Ahhhhh! No way! Totally apart from the very worst thing about it — more on that in a moment — he put “The Sting” (a relatively desperate attempt by Hollywood to recapture the Newman/Redford magic of the previous) above “Butch Cassidy and the Sundance Kid!” That should have cancelled the whole list outright, but there it is, still on this blog, and I feel responsible and must set the record straight.

So, here is the official bradwarthen.com Top Five List for Robert Redford.

But wait. I didn’t mention the worst thing: He left “The Natural” off his list altogether! We’re talking about a film that not only makes my Top Five list for all sports films, but is at the TOP of my Baseball Movies list! And he’s a sports guy and I’m not!
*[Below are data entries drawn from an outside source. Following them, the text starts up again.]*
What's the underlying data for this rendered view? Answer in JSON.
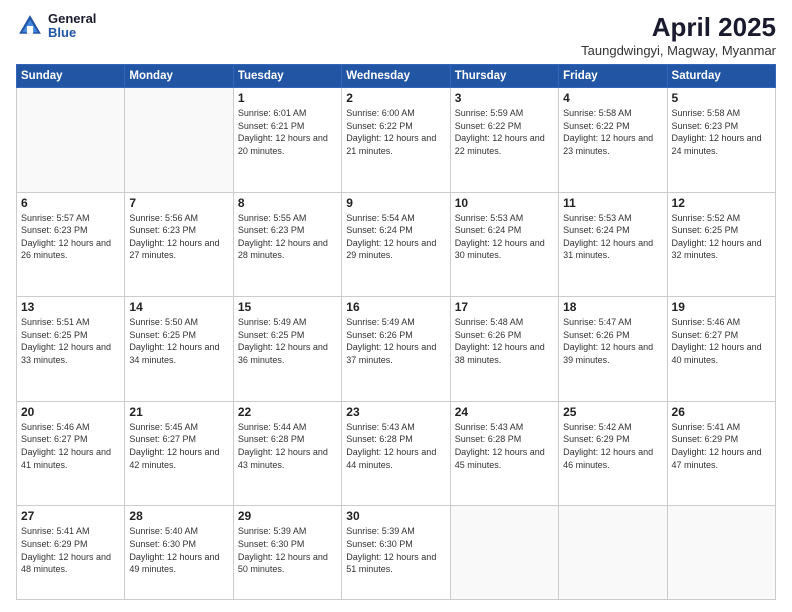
{
  "header": {
    "logo_general": "General",
    "logo_blue": "Blue",
    "title": "April 2025",
    "location": "Taungdwingyi, Magway, Myanmar"
  },
  "weekdays": [
    "Sunday",
    "Monday",
    "Tuesday",
    "Wednesday",
    "Thursday",
    "Friday",
    "Saturday"
  ],
  "weeks": [
    [
      {
        "day": "",
        "sunrise": "",
        "sunset": "",
        "daylight": ""
      },
      {
        "day": "",
        "sunrise": "",
        "sunset": "",
        "daylight": ""
      },
      {
        "day": "1",
        "sunrise": "Sunrise: 6:01 AM",
        "sunset": "Sunset: 6:21 PM",
        "daylight": "Daylight: 12 hours and 20 minutes."
      },
      {
        "day": "2",
        "sunrise": "Sunrise: 6:00 AM",
        "sunset": "Sunset: 6:22 PM",
        "daylight": "Daylight: 12 hours and 21 minutes."
      },
      {
        "day": "3",
        "sunrise": "Sunrise: 5:59 AM",
        "sunset": "Sunset: 6:22 PM",
        "daylight": "Daylight: 12 hours and 22 minutes."
      },
      {
        "day": "4",
        "sunrise": "Sunrise: 5:58 AM",
        "sunset": "Sunset: 6:22 PM",
        "daylight": "Daylight: 12 hours and 23 minutes."
      },
      {
        "day": "5",
        "sunrise": "Sunrise: 5:58 AM",
        "sunset": "Sunset: 6:23 PM",
        "daylight": "Daylight: 12 hours and 24 minutes."
      }
    ],
    [
      {
        "day": "6",
        "sunrise": "Sunrise: 5:57 AM",
        "sunset": "Sunset: 6:23 PM",
        "daylight": "Daylight: 12 hours and 26 minutes."
      },
      {
        "day": "7",
        "sunrise": "Sunrise: 5:56 AM",
        "sunset": "Sunset: 6:23 PM",
        "daylight": "Daylight: 12 hours and 27 minutes."
      },
      {
        "day": "8",
        "sunrise": "Sunrise: 5:55 AM",
        "sunset": "Sunset: 6:23 PM",
        "daylight": "Daylight: 12 hours and 28 minutes."
      },
      {
        "day": "9",
        "sunrise": "Sunrise: 5:54 AM",
        "sunset": "Sunset: 6:24 PM",
        "daylight": "Daylight: 12 hours and 29 minutes."
      },
      {
        "day": "10",
        "sunrise": "Sunrise: 5:53 AM",
        "sunset": "Sunset: 6:24 PM",
        "daylight": "Daylight: 12 hours and 30 minutes."
      },
      {
        "day": "11",
        "sunrise": "Sunrise: 5:53 AM",
        "sunset": "Sunset: 6:24 PM",
        "daylight": "Daylight: 12 hours and 31 minutes."
      },
      {
        "day": "12",
        "sunrise": "Sunrise: 5:52 AM",
        "sunset": "Sunset: 6:25 PM",
        "daylight": "Daylight: 12 hours and 32 minutes."
      }
    ],
    [
      {
        "day": "13",
        "sunrise": "Sunrise: 5:51 AM",
        "sunset": "Sunset: 6:25 PM",
        "daylight": "Daylight: 12 hours and 33 minutes."
      },
      {
        "day": "14",
        "sunrise": "Sunrise: 5:50 AM",
        "sunset": "Sunset: 6:25 PM",
        "daylight": "Daylight: 12 hours and 34 minutes."
      },
      {
        "day": "15",
        "sunrise": "Sunrise: 5:49 AM",
        "sunset": "Sunset: 6:25 PM",
        "daylight": "Daylight: 12 hours and 36 minutes."
      },
      {
        "day": "16",
        "sunrise": "Sunrise: 5:49 AM",
        "sunset": "Sunset: 6:26 PM",
        "daylight": "Daylight: 12 hours and 37 minutes."
      },
      {
        "day": "17",
        "sunrise": "Sunrise: 5:48 AM",
        "sunset": "Sunset: 6:26 PM",
        "daylight": "Daylight: 12 hours and 38 minutes."
      },
      {
        "day": "18",
        "sunrise": "Sunrise: 5:47 AM",
        "sunset": "Sunset: 6:26 PM",
        "daylight": "Daylight: 12 hours and 39 minutes."
      },
      {
        "day": "19",
        "sunrise": "Sunrise: 5:46 AM",
        "sunset": "Sunset: 6:27 PM",
        "daylight": "Daylight: 12 hours and 40 minutes."
      }
    ],
    [
      {
        "day": "20",
        "sunrise": "Sunrise: 5:46 AM",
        "sunset": "Sunset: 6:27 PM",
        "daylight": "Daylight: 12 hours and 41 minutes."
      },
      {
        "day": "21",
        "sunrise": "Sunrise: 5:45 AM",
        "sunset": "Sunset: 6:27 PM",
        "daylight": "Daylight: 12 hours and 42 minutes."
      },
      {
        "day": "22",
        "sunrise": "Sunrise: 5:44 AM",
        "sunset": "Sunset: 6:28 PM",
        "daylight": "Daylight: 12 hours and 43 minutes."
      },
      {
        "day": "23",
        "sunrise": "Sunrise: 5:43 AM",
        "sunset": "Sunset: 6:28 PM",
        "daylight": "Daylight: 12 hours and 44 minutes."
      },
      {
        "day": "24",
        "sunrise": "Sunrise: 5:43 AM",
        "sunset": "Sunset: 6:28 PM",
        "daylight": "Daylight: 12 hours and 45 minutes."
      },
      {
        "day": "25",
        "sunrise": "Sunrise: 5:42 AM",
        "sunset": "Sunset: 6:29 PM",
        "daylight": "Daylight: 12 hours and 46 minutes."
      },
      {
        "day": "26",
        "sunrise": "Sunrise: 5:41 AM",
        "sunset": "Sunset: 6:29 PM",
        "daylight": "Daylight: 12 hours and 47 minutes."
      }
    ],
    [
      {
        "day": "27",
        "sunrise": "Sunrise: 5:41 AM",
        "sunset": "Sunset: 6:29 PM",
        "daylight": "Daylight: 12 hours and 48 minutes."
      },
      {
        "day": "28",
        "sunrise": "Sunrise: 5:40 AM",
        "sunset": "Sunset: 6:30 PM",
        "daylight": "Daylight: 12 hours and 49 minutes."
      },
      {
        "day": "29",
        "sunrise": "Sunrise: 5:39 AM",
        "sunset": "Sunset: 6:30 PM",
        "daylight": "Daylight: 12 hours and 50 minutes."
      },
      {
        "day": "30",
        "sunrise": "Sunrise: 5:39 AM",
        "sunset": "Sunset: 6:30 PM",
        "daylight": "Daylight: 12 hours and 51 minutes."
      },
      {
        "day": "",
        "sunrise": "",
        "sunset": "",
        "daylight": ""
      },
      {
        "day": "",
        "sunrise": "",
        "sunset": "",
        "daylight": ""
      },
      {
        "day": "",
        "sunrise": "",
        "sunset": "",
        "daylight": ""
      }
    ]
  ]
}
So anyway, here is the official bradwarthen.com Top Five List for Robert Redford:

  1. Butch Cassidy and the Sundance Kid — I probably wouldn’t start the list with this — the second and third films are better — but this is a Robert Redford list, and without this film, we wouldn’t know who Robert Redford is. Also… it’s a unique Redford movie. It’s the only film he appeared in in which his character was cool. After that, he competed with himself to see how uncool he could make his characters. Including Roy Hobbs. Definitely including Jeremiah Johnson, the dullest Mountain Man in the Rockies. The Sundance Kid is one of the coolest characters ever in a Western. Watch, and see what Redford did with him — and then tell me one other character he did that with. You can’t. Newman’s characters were almost always cool. Redford’s never were.
  2. All the President’s Men — Every time I see this film, I’m blown away at how good it was. I don’t remember being that impressed with it when it was new, but it’s amazing. And it’s because of the little things. It has the most realistic depiction of the interview process that I’ve ever seen. The naturalistic awkwardness that Redford as Woodward and Hoffman as Bernstein experience as they try to get people to talk to them and put their story together is probably painful for laypeople to watch — but if you made your living doing that kind of thing, you’d recognize it, and be impressed. And you’ll also see why I preferred being an editor to going through the daily grind of being a reporter. It’s very, very real.
  3. The Natural — To Bryan’s credit, I was reminded of this film’s awesomeness when Bryan put this video on Twitter, with its invitation, “If you’re missing baseball, watch this.” You should definitely watch that compilation, and think about how much poorer it would be without the clips from “The Natural.” That film corrected a huge literary mistake, committed by Bernard Malamud. Malamud’s novel stripped all nobility from Roy Hobbs, and condemned him not only to lose in the end, but to deserve it. Totally depressing. It totally missed why Americans, back when they were real Americans, loved baseball. The film understood all of that, was unembarrassed about it, and crammed it all in with no apology.
  4. The Great Gatsby — If you try to look this up on IMDB now, they’ll show you the Leonardo DiCaprio version, which is just sad. There’s a certain amount of personal involvement here: This was the movie that inspired me to wear a white linen suit when I got married that same year. (Try even finding one of those.) But it’s great. No one can sound as plain and uncool as Redford calling people “old sport.” It’s pure mastery. And it has Sam Waterston — and Edward Herrmann in a cameo, playing the piano! Oh, and see if you can find the guy who played Hershel Greene in “The Walking Dead” — he’s in it! In a key role! (Talk about a guy with a cool Top Five list!)
  5. The Candidate — I was going to put Jeremiah Johnson here, but I didn’t, just to be cantankerous. Jeremiah’s good, but it’s maybe too popular among my more libertarian friends, who think that being a mountain man is a sensible way to live. So I thought I’d go with something that in its own way was kind of groundbreaking — the story of a political candidate who only ran because he was promised he would lose — and has Peter Boyle as a political operative.